INSURASALES

Ninth Circuit Denies Class Certification in Progressive's Totaled Vehicle Valuation Dispute

The Ninth Circuit recently ruled on Ambrosio v. Progressive Preferred Insurance Company, a class action dispute over the use of a "projected sold adjustment" (PSA) in calculating market value for totaled vehicles. The PSA, a downward adjustment reflecting negotiated sale prices below list price, was challenged by plaintiffs arguing it failed to account for legitimate reasons for below-list sales or sales above list price, raising claims of breach of contract, breach of the covenant of good faith, unjust enrichment, and declaratory relief.

The district court initially found class certification requirements met under Rule 23(a), but denied certification based on Rule 23(b)(3) due to predominance of individual questions related to actual cash value (ACV) calculations for each insured. A split Ninth Circuit panel affirmed this decision. The majority, referencing prior Ninth Circuit rulings such as Lara v. First National Insurance and Jama v. State Farm, held that unlike in Jama where state law prohibited negotiation adjustments, Arizona law did not make PSA use unlawful or create class-wide liability.

The court emphasized that Progressive's policies did not explicitly forbid PSA, and that damages were not presumed. It noted Progressive could show individualized issues preventing uniform recovery, as some insureds received valuations exceeding those from industry standards like NADA and Kelley Blue Book. This necessitated case-by-case evaluation, undermining class certification.

Judge Wallach dissented, contesting that the policy did not authorize PSA use beyond market value, age, and condition at loss time. He argued PSA's method breached a duty to correctly calculate ACV since PSA was exclusively a downward, unbalanced adjustment. He challenged the majority’s acceptance of NADA and KBB as policy-authorized valuation tools, and took issue with the majority’s rationale that hypothetical lower valuations would negate injury claims.

The dissent noted conflicts among and within circuits concerning class certification in PSA disputes, highlighting pro-certification rulings by the Eleventh and Tenth Circuits and mixed outcomes in other jurisdictions. Within the Ninth Circuit, Wallach differentiated Lara and Jama, seeing the policy's valuation terms akin to legal prohibitions found in Jama.

The dissent warned the majority’s approach, which permits uninjured class members to limit certification, conflicts with Ninth Circuit en banc decisions like Olean Wholesale Grocery, which broadly favor class inclusion. The Ambrosio plaintiffs have filed for an en banc rehearing to address these contradictions.

This case underscores continuing judicial division over valuation methodologies used by insurers in totaled vehicle claims, focusing on the interplay of insurance policy language, state law, and class certification standards. It also illustrates challenges in litigating large scale class actions where individualized valuation disputes predominate.
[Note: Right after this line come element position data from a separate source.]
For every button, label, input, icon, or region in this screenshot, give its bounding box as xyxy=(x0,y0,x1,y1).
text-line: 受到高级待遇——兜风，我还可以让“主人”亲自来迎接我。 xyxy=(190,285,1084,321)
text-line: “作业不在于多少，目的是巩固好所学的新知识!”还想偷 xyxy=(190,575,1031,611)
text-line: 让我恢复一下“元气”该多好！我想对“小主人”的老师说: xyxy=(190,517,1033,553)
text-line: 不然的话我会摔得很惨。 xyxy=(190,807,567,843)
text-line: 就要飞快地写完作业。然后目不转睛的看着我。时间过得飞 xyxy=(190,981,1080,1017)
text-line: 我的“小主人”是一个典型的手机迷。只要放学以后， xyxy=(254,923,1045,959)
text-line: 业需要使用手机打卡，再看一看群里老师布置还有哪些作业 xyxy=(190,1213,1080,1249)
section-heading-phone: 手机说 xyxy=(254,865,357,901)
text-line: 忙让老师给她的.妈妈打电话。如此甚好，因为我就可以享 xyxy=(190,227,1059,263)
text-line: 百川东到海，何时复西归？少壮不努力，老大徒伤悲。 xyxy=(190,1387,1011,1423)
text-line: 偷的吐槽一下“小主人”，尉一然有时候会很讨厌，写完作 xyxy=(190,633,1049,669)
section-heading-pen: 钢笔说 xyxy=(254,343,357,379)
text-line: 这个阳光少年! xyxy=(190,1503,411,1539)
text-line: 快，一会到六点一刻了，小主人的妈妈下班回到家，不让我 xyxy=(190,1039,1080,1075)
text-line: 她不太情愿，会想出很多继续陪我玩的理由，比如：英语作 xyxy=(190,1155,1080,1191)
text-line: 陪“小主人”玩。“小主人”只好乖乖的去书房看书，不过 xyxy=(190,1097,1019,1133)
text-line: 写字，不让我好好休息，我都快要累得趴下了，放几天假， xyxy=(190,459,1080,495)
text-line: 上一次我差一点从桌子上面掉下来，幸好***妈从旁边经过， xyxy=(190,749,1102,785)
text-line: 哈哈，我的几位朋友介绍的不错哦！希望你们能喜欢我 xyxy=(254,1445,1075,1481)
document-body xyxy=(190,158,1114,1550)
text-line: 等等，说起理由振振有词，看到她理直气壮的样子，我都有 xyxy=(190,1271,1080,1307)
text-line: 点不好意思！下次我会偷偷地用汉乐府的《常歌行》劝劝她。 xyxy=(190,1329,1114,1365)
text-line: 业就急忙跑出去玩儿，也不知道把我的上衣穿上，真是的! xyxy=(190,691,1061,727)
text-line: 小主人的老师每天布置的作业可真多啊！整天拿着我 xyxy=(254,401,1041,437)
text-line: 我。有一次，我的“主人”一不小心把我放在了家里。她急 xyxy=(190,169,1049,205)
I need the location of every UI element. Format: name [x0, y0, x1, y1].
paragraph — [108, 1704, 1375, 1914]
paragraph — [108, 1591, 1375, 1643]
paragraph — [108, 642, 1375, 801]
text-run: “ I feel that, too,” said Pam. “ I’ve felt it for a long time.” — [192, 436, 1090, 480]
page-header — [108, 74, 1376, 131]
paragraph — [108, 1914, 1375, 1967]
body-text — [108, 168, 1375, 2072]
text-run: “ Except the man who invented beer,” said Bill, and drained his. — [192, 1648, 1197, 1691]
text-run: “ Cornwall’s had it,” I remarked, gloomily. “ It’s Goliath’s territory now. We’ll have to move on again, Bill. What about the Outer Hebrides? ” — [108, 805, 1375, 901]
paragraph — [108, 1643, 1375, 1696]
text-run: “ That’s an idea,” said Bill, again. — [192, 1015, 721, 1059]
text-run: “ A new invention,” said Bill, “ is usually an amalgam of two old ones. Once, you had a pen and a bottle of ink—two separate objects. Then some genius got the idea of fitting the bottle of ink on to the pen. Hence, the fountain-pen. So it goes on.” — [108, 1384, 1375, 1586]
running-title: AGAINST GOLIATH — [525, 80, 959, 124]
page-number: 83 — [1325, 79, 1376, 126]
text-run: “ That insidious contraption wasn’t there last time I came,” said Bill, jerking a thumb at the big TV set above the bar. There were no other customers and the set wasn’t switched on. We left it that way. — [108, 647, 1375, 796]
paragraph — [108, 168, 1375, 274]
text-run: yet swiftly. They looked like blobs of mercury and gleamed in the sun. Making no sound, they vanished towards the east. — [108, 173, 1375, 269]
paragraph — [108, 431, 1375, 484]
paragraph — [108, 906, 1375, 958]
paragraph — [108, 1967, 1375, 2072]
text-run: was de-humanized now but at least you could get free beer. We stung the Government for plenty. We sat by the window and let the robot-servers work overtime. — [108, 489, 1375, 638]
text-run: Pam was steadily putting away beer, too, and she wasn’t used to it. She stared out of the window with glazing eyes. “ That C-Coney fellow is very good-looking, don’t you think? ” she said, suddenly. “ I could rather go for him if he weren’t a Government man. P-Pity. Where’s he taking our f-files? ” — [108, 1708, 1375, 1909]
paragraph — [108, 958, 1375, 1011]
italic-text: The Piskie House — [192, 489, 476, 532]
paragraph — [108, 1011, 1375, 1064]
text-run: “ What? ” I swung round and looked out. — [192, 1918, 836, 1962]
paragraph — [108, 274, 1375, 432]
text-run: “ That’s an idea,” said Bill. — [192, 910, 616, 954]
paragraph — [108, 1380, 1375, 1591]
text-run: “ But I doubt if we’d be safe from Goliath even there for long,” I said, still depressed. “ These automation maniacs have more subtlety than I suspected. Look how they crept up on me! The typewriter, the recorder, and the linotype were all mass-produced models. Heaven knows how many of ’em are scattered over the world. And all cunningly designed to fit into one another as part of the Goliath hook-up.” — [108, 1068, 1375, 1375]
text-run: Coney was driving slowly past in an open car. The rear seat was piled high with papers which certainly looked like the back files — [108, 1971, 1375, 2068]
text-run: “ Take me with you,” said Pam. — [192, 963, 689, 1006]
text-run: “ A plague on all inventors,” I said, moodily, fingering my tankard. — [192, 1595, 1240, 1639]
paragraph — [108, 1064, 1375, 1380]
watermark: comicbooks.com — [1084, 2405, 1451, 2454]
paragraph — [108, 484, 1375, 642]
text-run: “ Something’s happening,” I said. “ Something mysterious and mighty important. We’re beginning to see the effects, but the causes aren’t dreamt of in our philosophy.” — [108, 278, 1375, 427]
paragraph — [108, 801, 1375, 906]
The prospective en banc review could reshape Ninth Circuit precedent on class certification, particularly regarding the inclusion of uninjured class members and the validity of PSA use in insurance claims. Industry stakeholders should monitor these developments for their implications on plaintiff strategies and insurer defense approaches in valuation disputes.

As all Ninth Circuit judgeships are currently filled, a full court rehearing is possible, which would be an unusual and significant procedural event in class action jurisprudence involving insurance claim valuations. This case contributes to broader national discussions on standardizing insurance claim valuation methods and the judicial treatment of class actions in this context.